- DVD cover
- Directed by: Bharat
- Written by: Bharat
- Story by: Bharati Babu
- Produced by: Talamanchi Narasa Reddy Yogananda Sharma (presenter)
- Starring: Srihari; Vadde Naveen; Sanghavi;
- Cinematography: Thota M. Naidu
- Music by: Suresh
- Production company: Sri Dakshayani Creations
- Release date: 5 March 2004;
- Country: India
- Language: Telugu

= Guri (2004 film) =

Guri is 2004 Indian Telugu-language action drama film directed by Bharat and starring Srihari, Vadde Naveen and Sanghavi.

The film was released to negative reviews and was a box office failure.

== Cast ==
- Srihari as Subhash Chandra Bose
- Vadde Naveen as Ashoka Chakravarthy
- Sanghavi as Saira Bhanu
- Puneet Issar as Minister
- Dharmavarapu Subramanyam as Home Minister of Andhra Pradesh
- Subbaraya Sharma as Subash Chandra Bose's father
- Ponnambalam as Seed supplier

== Production ==
The film began shooting in November of 2003.

== Soundtrack ==
The soundtrack was composed by Suresh.

Track listing
| No. | Title | Singer(s) | Length |
|---|---|---|---|
| 1. | "Nelamma Nelamma" | Srikanth | 6:54 |
| 2. | "Chituku Chituku" | Srikanth | 6:02 |
| 3. | "Guri" | Srikanth, Lalitha Sagari | 7:05 |
| 4. | "Cheli Sakhi" | Srikanth, Nitya Santhoshini | 6:22 |
| 5. | "Kaala Nethralatho" | Srikanth | 2:13 |
| 6. | "Vanchana Chesi" | Srikanth | 2:03 |
| 7. | "Prajalandariki" | Srikanth | 2:02 |
| 8. | "Unnanu Neeku Thodaga" | Srihari, Gayathri | 3:49 |
| Total length: |  |  | 36:30 |

== Reception ==
A critic from Idlebrain.com rated the film 1 1/2 out of 5 and wrote that "The positive points of the film are Srihari's performance and the main flashback episode.

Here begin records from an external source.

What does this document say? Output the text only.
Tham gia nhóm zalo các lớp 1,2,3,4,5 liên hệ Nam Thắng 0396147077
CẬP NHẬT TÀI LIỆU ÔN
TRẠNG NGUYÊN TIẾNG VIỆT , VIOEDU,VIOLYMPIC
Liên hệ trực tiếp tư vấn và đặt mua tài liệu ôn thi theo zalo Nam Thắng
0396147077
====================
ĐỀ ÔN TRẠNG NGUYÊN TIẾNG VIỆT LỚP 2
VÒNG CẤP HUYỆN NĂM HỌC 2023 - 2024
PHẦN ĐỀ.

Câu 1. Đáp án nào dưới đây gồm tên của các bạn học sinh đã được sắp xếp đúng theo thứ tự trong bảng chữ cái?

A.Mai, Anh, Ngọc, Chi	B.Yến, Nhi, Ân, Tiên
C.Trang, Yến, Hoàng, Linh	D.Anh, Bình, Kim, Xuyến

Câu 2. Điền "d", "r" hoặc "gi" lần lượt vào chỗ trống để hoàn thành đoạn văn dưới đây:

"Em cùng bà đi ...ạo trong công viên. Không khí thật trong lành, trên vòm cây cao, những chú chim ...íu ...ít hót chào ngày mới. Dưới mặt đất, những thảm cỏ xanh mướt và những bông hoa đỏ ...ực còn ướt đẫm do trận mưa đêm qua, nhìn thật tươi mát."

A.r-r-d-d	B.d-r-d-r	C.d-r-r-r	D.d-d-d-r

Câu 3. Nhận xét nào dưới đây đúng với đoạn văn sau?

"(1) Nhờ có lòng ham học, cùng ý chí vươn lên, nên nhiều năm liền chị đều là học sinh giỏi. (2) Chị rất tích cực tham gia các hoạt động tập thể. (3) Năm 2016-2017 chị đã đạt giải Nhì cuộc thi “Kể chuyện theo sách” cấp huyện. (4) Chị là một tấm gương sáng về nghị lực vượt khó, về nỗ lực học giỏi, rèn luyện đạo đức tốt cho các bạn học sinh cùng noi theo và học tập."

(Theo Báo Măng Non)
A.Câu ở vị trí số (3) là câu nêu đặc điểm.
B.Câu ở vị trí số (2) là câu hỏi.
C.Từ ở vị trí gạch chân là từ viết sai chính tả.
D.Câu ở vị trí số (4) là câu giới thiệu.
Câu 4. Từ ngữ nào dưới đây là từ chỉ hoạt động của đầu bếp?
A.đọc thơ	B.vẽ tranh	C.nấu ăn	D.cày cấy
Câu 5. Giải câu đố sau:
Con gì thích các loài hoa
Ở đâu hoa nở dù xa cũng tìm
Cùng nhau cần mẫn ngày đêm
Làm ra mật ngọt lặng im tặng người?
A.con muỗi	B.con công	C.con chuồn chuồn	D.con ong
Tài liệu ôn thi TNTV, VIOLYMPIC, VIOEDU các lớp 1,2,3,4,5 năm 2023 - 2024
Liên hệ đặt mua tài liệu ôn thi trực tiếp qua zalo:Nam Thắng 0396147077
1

The narration of this film is very contrived. This film suffers from bad direction and screenplay". A critic from Sify wrote that "Srihari is back after a long break in this age-old revenge saga which is an action packed drama. This rehashed story has no sense or logic and has no twists in the climax". A critic from Full Hyderabad wrote that "Guri is completely a one-man show. That doesn't mean that there was only a single person in the entire theater. It means that it's Srihari all the way. He's given a good performance".